Rispetto al passato troviamo brani più “d’atmosfera” come “Perturabo” e “Disinfect Us” con percepibili influenze blues e la surreale marcia funebre “Reptiles State Funeral”, una “Margaret on the Guillotine” dei tempi moderni. Ci imbattiamo in momenti decisamente più pop, come la sorniona e ‘countryggiante’ “Exhibit A” e ‘ Gibraltar Ape” dove la
parte ritmica la fa da padrona con la linea di basso e batteria che da sola sostiene il brano con lo splendido solo di chitarra nel finale a prendersi una sostanziale rivincita.
Il brano di apertura “Preach to The Converted” è invece in pieno stile Cabbage: un garage punk con il classico ritornello surf ed una linea di basso ipnotica che ci introduce alla successiva “Arms of Pleonexia”, vero gioiello post punk dell’album, dove Lee e Joe duettano vocalmente trattando il triste tema del commercio di armi. Una linea ritmica indovinatissima con un refrain trascinante, quel “How long till we take responsibility?” che immaginiamo sarà  il pezzo più amato e cantato dai fan durante le loro esibizioni live, un anthem veramente azzeccato.
Punk d’annata troviamo invece in “Obligatory Castration” ( possibile rimedio per salvarci dal sovraffollamento ) è una vera iniezione d’adrenalina, non occorre la fantasia della Rowling per trovarci nel 1977 cazzeggiando in Carnaby Street o meglio ancora, bevendoci una birra in King’s Road.
“Subhuman 2.0” è l’ultimo brano della lista e troviamo questa scelta indovinata sia per il ritmo lento, per la lunghezza e per la ripetitività  di quei due accordi che ben si prestano a sfumare in un finale infinito.
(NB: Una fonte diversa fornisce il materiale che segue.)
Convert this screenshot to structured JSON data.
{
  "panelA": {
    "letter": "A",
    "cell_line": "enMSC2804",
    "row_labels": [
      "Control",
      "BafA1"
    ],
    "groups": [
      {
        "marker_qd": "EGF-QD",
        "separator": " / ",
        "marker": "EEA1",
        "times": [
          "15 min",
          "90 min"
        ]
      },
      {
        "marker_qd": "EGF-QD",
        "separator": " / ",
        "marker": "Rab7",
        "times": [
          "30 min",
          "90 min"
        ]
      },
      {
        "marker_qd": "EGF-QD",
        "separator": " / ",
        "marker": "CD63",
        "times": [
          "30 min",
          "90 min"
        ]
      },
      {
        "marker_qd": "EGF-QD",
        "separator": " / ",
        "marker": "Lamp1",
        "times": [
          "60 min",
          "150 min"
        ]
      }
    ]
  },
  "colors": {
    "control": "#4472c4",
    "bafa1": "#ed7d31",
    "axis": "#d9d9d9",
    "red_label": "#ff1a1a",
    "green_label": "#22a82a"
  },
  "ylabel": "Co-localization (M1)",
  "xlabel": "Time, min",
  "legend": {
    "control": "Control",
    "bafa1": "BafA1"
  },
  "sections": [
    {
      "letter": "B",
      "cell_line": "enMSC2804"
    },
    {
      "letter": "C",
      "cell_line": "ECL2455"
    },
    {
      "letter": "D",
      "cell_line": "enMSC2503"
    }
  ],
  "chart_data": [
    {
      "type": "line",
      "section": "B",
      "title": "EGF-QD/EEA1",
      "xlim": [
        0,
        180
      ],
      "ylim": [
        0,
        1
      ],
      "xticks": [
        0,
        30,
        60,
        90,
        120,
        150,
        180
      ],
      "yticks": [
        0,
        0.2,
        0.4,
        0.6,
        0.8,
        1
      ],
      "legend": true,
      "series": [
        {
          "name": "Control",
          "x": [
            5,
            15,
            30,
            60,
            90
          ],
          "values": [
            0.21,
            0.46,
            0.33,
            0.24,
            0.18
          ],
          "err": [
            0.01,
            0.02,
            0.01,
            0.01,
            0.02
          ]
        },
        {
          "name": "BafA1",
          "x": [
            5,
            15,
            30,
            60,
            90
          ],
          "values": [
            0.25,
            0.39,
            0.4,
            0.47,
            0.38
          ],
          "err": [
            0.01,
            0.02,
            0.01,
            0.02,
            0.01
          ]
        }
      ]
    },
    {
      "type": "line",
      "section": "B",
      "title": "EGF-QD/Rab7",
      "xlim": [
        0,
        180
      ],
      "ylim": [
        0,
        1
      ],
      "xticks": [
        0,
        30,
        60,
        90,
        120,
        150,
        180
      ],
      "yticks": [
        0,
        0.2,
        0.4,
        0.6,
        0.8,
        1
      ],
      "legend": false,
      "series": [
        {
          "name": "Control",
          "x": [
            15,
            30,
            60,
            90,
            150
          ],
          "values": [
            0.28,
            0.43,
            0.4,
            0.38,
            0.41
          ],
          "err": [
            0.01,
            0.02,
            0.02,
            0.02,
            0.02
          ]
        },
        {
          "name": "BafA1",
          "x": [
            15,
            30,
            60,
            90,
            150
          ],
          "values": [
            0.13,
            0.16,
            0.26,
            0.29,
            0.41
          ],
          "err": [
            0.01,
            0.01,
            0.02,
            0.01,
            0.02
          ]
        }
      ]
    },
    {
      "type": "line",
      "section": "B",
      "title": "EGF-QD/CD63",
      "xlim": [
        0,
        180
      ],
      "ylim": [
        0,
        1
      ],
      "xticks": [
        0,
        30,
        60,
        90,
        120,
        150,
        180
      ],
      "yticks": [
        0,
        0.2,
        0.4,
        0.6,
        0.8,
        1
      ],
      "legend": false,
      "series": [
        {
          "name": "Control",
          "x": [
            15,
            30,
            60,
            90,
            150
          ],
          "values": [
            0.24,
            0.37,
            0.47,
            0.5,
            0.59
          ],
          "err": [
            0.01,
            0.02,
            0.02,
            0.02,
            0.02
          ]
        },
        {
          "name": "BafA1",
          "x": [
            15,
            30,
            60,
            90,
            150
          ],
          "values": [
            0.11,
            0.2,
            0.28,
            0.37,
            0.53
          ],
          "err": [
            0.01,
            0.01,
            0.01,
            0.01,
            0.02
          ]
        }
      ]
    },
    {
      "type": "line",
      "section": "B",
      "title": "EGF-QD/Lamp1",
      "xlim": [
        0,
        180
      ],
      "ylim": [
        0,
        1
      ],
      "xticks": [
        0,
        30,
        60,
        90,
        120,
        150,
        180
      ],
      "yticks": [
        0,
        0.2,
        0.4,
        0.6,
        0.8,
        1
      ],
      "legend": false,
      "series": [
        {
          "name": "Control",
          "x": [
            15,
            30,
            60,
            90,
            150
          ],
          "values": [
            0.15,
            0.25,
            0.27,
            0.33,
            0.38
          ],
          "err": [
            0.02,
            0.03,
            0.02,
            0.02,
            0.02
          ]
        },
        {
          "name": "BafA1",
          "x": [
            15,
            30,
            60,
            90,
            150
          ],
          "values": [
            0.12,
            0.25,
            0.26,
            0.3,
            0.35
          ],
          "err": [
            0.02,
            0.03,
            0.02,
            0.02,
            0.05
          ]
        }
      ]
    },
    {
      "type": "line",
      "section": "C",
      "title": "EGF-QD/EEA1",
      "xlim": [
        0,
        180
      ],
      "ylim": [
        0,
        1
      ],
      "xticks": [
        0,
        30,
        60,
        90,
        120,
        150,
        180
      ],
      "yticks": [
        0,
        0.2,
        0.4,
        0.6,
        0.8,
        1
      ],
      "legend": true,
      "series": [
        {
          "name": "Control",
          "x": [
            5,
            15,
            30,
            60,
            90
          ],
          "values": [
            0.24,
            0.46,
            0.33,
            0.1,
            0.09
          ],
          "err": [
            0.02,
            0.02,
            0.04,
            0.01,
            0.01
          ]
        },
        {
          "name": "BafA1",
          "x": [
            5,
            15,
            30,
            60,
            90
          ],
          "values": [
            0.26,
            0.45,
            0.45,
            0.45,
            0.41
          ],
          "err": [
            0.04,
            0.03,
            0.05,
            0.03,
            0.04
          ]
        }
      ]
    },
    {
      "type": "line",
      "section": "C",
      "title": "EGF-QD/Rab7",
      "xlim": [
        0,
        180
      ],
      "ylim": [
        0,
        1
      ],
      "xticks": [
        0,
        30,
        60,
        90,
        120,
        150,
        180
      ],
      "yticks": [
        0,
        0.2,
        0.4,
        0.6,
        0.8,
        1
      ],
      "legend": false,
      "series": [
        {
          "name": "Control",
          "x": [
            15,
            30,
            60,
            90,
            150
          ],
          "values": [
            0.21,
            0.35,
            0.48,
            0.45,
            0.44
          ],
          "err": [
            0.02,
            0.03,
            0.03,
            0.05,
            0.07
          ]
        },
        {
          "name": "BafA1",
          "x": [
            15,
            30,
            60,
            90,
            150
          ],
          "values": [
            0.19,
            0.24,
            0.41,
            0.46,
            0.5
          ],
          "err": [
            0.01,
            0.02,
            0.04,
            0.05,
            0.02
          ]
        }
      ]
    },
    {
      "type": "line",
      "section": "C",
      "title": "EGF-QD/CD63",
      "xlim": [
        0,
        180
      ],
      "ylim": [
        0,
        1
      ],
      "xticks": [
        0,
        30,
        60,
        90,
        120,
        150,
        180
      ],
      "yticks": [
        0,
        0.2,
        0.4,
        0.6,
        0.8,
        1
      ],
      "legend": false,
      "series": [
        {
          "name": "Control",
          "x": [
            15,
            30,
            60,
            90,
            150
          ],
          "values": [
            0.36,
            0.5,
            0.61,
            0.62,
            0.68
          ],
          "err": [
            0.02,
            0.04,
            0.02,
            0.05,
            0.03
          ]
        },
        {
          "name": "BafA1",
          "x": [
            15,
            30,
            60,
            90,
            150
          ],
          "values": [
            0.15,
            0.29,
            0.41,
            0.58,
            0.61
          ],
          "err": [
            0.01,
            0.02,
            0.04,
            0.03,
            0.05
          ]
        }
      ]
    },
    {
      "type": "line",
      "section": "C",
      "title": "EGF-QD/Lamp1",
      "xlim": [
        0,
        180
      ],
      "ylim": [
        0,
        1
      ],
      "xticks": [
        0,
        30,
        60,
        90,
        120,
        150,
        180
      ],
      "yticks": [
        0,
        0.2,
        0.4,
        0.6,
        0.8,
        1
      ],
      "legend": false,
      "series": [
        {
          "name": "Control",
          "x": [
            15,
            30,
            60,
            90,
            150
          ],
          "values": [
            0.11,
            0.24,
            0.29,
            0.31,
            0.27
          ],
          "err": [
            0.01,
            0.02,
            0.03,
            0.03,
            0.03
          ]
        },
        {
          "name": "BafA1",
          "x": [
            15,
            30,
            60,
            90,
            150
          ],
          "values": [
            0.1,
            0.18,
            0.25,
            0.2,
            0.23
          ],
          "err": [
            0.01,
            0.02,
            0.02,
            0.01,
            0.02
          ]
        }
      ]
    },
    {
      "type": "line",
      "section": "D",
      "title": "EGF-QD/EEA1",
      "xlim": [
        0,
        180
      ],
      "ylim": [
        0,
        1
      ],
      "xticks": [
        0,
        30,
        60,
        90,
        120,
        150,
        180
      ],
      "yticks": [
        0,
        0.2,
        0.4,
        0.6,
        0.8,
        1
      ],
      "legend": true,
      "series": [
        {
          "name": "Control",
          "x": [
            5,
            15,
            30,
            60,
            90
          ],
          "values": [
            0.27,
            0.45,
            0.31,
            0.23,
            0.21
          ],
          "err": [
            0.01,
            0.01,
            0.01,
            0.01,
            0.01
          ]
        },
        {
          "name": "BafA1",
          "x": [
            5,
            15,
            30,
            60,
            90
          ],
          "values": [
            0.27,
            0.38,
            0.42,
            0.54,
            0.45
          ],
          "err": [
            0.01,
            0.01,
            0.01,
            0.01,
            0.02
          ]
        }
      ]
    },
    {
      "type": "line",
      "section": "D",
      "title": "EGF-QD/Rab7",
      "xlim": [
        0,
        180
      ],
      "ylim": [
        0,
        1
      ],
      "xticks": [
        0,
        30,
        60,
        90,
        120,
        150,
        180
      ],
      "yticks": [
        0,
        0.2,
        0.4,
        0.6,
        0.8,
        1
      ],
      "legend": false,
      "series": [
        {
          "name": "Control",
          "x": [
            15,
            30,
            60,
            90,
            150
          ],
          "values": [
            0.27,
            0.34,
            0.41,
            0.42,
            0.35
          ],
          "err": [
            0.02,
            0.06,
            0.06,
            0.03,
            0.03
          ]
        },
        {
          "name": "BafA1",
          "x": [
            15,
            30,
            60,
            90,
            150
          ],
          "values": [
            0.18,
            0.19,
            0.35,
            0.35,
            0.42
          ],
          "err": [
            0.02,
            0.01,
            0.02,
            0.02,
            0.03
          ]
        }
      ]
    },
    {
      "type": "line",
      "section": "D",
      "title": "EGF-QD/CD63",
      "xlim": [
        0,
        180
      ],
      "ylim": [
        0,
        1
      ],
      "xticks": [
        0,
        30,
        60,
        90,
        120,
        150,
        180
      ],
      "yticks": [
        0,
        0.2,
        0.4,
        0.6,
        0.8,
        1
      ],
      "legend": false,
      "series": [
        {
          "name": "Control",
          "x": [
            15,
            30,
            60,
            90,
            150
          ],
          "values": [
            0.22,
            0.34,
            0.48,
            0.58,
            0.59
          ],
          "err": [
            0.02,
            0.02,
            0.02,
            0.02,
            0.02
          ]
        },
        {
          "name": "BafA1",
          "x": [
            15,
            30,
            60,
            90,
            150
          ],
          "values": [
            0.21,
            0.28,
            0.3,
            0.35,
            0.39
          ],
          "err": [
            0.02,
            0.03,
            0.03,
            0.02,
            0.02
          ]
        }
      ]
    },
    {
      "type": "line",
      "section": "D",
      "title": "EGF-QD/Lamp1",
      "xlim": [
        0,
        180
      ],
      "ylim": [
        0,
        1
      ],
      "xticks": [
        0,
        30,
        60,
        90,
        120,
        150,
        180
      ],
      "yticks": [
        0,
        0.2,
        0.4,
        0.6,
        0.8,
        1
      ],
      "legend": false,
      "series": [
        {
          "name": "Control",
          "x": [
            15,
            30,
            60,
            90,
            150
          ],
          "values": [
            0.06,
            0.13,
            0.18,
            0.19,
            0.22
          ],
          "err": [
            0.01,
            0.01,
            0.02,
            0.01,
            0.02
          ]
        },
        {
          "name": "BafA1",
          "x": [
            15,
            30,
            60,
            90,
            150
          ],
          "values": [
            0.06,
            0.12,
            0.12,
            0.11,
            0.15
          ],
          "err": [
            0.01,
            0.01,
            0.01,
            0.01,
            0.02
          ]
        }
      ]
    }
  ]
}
C’era molta attesa riguardo quest’album d’esordio e se le aspettative erano alte possiamo dire che i Cabbage non le hanno deluse. Un ruolo importante il loro, ci si aspetta molto da chi ama rischiare e comunicare in maniera poco tradizionale e diretta. La controcultura ha il suo fascino ed esserne tra i protagonisti è già  un grande successo. I
ragazzi di Mossley hanno molto da dire : quest’album è la raccolta delle loro ultime dodici canzoni, nulla di studiato o valutato secondo criteri di vendita o di opportunità . Possiamo seguire la loro evoluzione in tempo reale, aspettiamo a breve il prossimo singolo per continuare il viaggio in loro compagnia.